Une adaptation fidèle et poétique
L'auteur québécois Guy Delisle livre une version dessinée de « L'Occupation des sols », nouvelle publiée en 1988 par Jean Echenoz, sans trahir le souvenir merveilleux de ses lecteurs. Un doux moment de mélancolie qui raconte le deuil impossible d'un père et de son fils pour la même femme, Sylvie Fabre.

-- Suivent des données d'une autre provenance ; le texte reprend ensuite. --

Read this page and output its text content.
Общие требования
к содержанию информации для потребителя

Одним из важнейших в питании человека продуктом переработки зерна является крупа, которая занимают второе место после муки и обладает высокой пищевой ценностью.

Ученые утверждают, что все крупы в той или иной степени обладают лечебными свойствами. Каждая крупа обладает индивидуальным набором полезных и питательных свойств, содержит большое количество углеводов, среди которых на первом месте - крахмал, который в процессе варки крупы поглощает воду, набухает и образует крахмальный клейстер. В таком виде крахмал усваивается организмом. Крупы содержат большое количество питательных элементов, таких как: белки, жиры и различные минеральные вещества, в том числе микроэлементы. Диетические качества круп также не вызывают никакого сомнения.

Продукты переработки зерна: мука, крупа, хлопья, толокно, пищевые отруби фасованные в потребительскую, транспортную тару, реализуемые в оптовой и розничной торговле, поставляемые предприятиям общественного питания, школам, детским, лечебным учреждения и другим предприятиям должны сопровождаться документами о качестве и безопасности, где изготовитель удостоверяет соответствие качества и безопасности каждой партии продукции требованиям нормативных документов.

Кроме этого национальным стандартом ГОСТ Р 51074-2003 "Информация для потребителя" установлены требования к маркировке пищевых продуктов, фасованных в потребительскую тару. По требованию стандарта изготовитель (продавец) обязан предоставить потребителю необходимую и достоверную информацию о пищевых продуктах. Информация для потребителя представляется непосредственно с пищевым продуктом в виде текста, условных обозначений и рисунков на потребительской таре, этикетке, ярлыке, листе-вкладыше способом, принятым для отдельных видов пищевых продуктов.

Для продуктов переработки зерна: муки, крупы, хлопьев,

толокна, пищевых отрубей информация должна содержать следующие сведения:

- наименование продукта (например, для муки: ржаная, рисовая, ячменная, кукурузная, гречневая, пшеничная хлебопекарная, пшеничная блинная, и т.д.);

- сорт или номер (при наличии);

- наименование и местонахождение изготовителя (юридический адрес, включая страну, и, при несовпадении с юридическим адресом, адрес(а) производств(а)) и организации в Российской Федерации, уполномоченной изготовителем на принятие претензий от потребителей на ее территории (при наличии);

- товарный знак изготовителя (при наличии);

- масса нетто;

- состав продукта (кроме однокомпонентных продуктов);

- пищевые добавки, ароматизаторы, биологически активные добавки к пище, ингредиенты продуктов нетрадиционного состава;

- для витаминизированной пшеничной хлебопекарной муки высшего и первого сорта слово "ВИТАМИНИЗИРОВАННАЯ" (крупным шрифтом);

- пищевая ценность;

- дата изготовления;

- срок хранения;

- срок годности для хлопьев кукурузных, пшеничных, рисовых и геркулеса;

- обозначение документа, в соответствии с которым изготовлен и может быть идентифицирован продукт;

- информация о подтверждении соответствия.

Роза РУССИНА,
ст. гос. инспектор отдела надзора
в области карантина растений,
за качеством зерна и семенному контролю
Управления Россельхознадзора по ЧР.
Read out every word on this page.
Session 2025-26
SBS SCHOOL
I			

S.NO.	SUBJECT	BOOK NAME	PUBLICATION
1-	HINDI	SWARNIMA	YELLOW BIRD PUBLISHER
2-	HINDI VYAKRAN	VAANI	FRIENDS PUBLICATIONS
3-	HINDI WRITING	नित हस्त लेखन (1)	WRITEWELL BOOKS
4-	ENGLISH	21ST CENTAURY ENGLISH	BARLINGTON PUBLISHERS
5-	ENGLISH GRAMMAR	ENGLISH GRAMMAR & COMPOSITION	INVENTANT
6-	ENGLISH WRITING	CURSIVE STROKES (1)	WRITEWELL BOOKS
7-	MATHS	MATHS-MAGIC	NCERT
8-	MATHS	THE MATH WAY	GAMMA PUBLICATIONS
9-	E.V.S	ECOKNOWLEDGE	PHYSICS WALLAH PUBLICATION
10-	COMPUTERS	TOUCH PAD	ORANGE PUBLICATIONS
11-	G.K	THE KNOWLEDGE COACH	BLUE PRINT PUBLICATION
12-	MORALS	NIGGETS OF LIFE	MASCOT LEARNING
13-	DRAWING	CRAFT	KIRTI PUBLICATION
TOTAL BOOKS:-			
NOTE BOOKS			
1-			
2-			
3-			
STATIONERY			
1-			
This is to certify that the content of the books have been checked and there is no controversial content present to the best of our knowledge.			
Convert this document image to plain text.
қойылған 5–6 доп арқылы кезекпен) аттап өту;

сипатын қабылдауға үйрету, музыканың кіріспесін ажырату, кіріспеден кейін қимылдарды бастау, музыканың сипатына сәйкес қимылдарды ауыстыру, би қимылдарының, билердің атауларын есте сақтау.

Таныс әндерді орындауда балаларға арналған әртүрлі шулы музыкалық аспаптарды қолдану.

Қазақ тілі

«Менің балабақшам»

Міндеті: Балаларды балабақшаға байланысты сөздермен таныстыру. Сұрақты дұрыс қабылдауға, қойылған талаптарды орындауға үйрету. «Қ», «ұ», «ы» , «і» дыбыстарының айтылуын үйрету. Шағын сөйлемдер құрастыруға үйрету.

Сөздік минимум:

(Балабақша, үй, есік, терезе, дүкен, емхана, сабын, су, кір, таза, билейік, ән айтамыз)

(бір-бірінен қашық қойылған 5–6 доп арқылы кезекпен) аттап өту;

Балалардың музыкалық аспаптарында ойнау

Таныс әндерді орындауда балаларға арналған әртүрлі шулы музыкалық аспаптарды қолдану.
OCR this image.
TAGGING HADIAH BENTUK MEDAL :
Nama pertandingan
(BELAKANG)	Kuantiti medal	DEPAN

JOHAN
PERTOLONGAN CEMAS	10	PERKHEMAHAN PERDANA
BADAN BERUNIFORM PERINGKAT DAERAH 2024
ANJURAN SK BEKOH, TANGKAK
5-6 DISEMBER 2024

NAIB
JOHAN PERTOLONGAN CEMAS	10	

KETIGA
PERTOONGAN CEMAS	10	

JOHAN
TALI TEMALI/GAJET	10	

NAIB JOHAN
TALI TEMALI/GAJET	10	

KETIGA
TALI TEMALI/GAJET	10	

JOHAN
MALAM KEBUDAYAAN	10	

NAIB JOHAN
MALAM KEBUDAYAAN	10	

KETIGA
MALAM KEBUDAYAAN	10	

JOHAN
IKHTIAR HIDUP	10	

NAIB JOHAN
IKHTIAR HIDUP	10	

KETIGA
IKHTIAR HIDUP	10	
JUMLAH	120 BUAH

Trente-huit ans ont passé depuis la parution de ce bijou de la littérature. « L'Occupation des sols » contait dans une poésie inégalée le deuil d'un homme de peu de mots et de son fils pour la même femme. Sylvie Fabre, épouse du premier et mère du second, porte un nom à la banalité confondante, s'inscrivant dans la galaxie des patronymes échenoziens avec Gérard Fulmart, Paul Salvador et autres Robert Bristol.
La nouvelle était si chirurgicalement descriptive qu'elle donnait au lecteur une idée très précise du décor. Après la disparition de la mère et de toutes ses photos dans un terrible incendie, père et fils ont pris l'habitude de se rendre au pied d'un immeuble parisien où la dernière représentation de Sylvie Fabre promeut un parfum sur l'entièreté d'un pignon. La signature cinématographique de l'écrivain jouait à plein dans ces scènes de la vie ordinaire ciselées par un verbe qui ne l'est pas.
Le sens de leur vie
Il y avait tout pour faire un film, mais Guy Delisle, Fauve d'or 2012 du Festival de la BD d'Angoulême pour « Chroniques de Jérusalem », a fait main basse sur l'intrigue. La vie avance patiemment sous son coup de crayon qui joue avec les ombres de l'immeuble, les balconnets incurvés et les plans du quartier. Le square sis aux pieds de la défunte dépérit, cerné de palissades, puis un chantier s'annonce qui va transformer cette dent creuse en futur immeuble. Père et fils vont se retrouver dans la sauvegarde de ce qui peut l'être encore. C'est le sens de leur vie.
Comme dans le roman d'Echenoz, on s'amuse du grignotage progressif de la fresque et de ses collusions ubuesques. La robe raccourcit. Les ouvriers s'affairent devant l'immense décolleté de l'égérie. Le temps fait son œuvre, mais décision est prise de ne pas sombrer dans le fatalisme pour s'accrocher à ses souvenirs. Le père est le premier à se présenter dans la petite cahute du promoteur pour acquérir un appartement. Son fils revient auprès de lui pour un dessein commun que nous devinons aisément.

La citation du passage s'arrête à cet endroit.